The continuous monitoring was performed at a 15 km/hr speed, which was crucial in rapid analysis.
Before grinding, the steel rolls exhibit fluctuating β values, indicating a mix of T and C across all sections, with an unbalanced stress profile. After grinding, the end sections show a more balanced stress state, but the top and mid-sections still have combined T and C, suggesting residual stress remains. Grinding improves stress distribution, particularly at the ends, but further treatment may be needed for uniformity.
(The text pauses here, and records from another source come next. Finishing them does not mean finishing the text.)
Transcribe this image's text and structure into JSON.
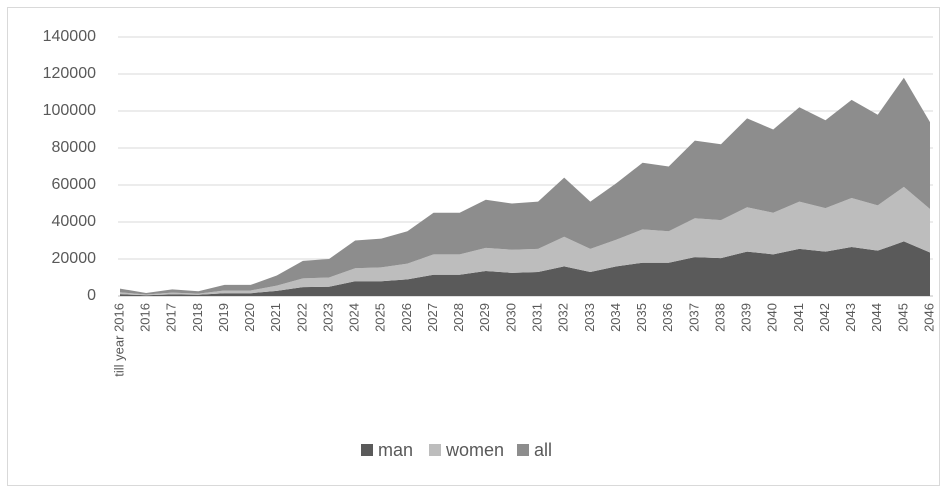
{
  "chart_data": {
    "type": "area",
    "stacked": true,
    "categories": [
      "till year 2016",
      "2016",
      "2017",
      "2018",
      "2019",
      "2020",
      "2021",
      "2022",
      "2023",
      "2024",
      "2025",
      "2026",
      "2027",
      "2028",
      "2029",
      "2030",
      "2031",
      "2032",
      "2033",
      "2034",
      "2035",
      "2036",
      "2037",
      "2038",
      "2039",
      "2040",
      "2041",
      "2042",
      "2043",
      "2044",
      "2045",
      "2046"
    ],
    "series": [
      {
        "name": "man",
        "color": "#5a5a5a",
        "values": [
          1000,
          400,
          900,
          700,
          1500,
          1500,
          2800,
          4800,
          5000,
          8000,
          8000,
          9000,
          11500,
          11500,
          13500,
          12500,
          13000,
          16000,
          13000,
          16000,
          18000,
          18000,
          21000,
          20500,
          24000,
          22500,
          25500,
          24000,
          26500,
          24500,
          29500,
          23500
        ]
      },
      {
        "name": "women",
        "color": "#bdbdbd",
        "values": [
          1000,
          400,
          900,
          600,
          1500,
          1500,
          2800,
          4700,
          5000,
          7000,
          7500,
          8500,
          11000,
          11000,
          12500,
          12500,
          12500,
          16000,
          12500,
          14500,
          18000,
          17000,
          21000,
          20500,
          24000,
          22500,
          25500,
          23500,
          26500,
          24500,
          29500,
          23500
        ]
      },
      {
        "name": "all",
        "color": "#8d8d8d",
        "values": [
          2000,
          800,
          1800,
          1300,
          3000,
          3000,
          5500,
          9500,
          10000,
          15000,
          15500,
          17500,
          22500,
          22500,
          26000,
          25000,
          25500,
          32000,
          25500,
          30500,
          36000,
          35000,
          42000,
          41000,
          48000,
          45000,
          51000,
          47500,
          53000,
          49000,
          59000,
          47000
        ]
      }
    ],
    "ylim": [
      0,
      140000
    ],
    "yticks": [
      0,
      20000,
      40000,
      60000,
      80000,
      100000,
      120000,
      140000
    ],
    "grid": true,
    "legend": "bottom"
  }
}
By significantly enhancing the accuracy of residual stress measurements, nonlinear ultrasonics contributes to a deeper understanding of material behaviour, ultimately increasing the reliability and lifespan of steel components used in industrial settings.
The research also developed a prototype system for continuous nonlinear ultrasonic monitoring, enabling real-time, efficient analysis of residual stresses in industrial steel components. This prototype’s integration with EMAT technology ensures immediate results, enhancing decision-making and maintenance strategies for critical steel components.
In conclusion, this research study successfully positions nonlinear ultrasonics as a valuable and potentially superior tool for residual stress analysis in steel. The findings suggest that its broader adoption in industrial settings could lead to more effective monitoring and maintenance of steel components, ultimately leading to improved safety and performance in critical applications.
Further work involves expanding the application of this technology to other materials and more complex structural geometries, refining the prototype system for even greater accuracy and usability in industrial environments. Additionally, long-term studies on the effectiveness of continuous monitoring in real-world conditions will be crucial for validating its potential for widespread use in various sectors.